Cryo-electron microscopy was performed on a Tecnai 20 equipped with a field emission gun and operated at 200 kV (Thermo Fisher company). Images were recorded using SerialEM software on a 4k × 4k camera (Ultrascan from Gatan) and a Falcon II (FEI, Thermo Fisher) direct electron detector, with a 14 μm pixel size. Digital images were acquired at magnifications of 6,700 or 50,000, binning 2, corresponding to pixel sizes of 15.52 and 1.99 nm, respectively. For high-magnification images, the defocus was −3 μm.
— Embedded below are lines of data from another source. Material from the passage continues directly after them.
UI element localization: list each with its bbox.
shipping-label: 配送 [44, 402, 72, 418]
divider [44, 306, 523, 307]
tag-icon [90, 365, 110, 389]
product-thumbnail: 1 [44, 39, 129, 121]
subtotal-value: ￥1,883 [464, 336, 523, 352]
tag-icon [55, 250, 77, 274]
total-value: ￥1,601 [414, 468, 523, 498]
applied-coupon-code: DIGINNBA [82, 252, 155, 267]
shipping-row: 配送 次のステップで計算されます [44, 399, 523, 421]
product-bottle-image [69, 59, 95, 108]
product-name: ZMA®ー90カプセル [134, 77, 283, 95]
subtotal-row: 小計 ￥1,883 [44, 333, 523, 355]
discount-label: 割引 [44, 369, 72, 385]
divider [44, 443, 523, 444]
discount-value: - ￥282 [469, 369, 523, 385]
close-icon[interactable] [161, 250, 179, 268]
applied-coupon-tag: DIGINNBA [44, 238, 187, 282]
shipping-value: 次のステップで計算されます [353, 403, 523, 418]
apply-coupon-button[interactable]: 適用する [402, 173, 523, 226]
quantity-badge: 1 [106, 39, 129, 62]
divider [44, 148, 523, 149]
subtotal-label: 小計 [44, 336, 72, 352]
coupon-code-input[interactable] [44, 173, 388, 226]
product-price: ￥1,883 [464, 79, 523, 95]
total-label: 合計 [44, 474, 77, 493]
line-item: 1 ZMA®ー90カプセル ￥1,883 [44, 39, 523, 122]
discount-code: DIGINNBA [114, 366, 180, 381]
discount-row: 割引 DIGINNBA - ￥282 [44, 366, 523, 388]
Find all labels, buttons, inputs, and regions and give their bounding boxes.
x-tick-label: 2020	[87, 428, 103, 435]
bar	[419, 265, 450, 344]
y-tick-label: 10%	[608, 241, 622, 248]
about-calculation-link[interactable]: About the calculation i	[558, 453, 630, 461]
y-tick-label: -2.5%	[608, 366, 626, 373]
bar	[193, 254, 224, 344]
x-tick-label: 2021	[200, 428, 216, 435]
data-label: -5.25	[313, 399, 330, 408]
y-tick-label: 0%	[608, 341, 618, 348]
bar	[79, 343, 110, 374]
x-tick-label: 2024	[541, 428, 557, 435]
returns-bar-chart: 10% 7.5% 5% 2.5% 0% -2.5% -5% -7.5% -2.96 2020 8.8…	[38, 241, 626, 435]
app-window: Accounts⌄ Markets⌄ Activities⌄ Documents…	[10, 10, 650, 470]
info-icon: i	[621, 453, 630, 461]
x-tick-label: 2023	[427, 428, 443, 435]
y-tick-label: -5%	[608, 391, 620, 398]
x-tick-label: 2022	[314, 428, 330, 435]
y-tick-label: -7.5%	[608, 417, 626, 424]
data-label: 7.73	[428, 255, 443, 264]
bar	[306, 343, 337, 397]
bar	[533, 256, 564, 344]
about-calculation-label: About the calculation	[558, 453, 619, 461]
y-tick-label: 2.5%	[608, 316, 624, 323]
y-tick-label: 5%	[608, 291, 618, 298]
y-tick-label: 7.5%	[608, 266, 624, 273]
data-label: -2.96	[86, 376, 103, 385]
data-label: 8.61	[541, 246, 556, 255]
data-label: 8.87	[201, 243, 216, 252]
Sorting of viral particles.

The sorting was carried out on a MoFLO Astrios “Beckman Coulter” sorter equipped with an EQ module specifically developed to detect nanoparticles and with 488- and 561-nm lasers at 200 mW. The sorting was on an SSC parameter of laser 561, with the threshold set to 0.012% in order to have maximum 300 eps with buffer filtered at 0.02 μm. An M2 mask was added in front of the FSC. All SSC and FSC parameters are viewed in logarithmic mode. The sorting was carried out with a 70-μm nozzle at a pressure of 60 lb/in² and a differential pressure with the sample of 0.3 to 0.4 lb/in². The sheath liquid NaCl 0.9% (Revol Company) was filtered on a 0.04-μm filter. Gag levels in sorted viral fractions were measured by an ultrasensitive home-made duplex digital ELISA Simoa assay (Quanterix).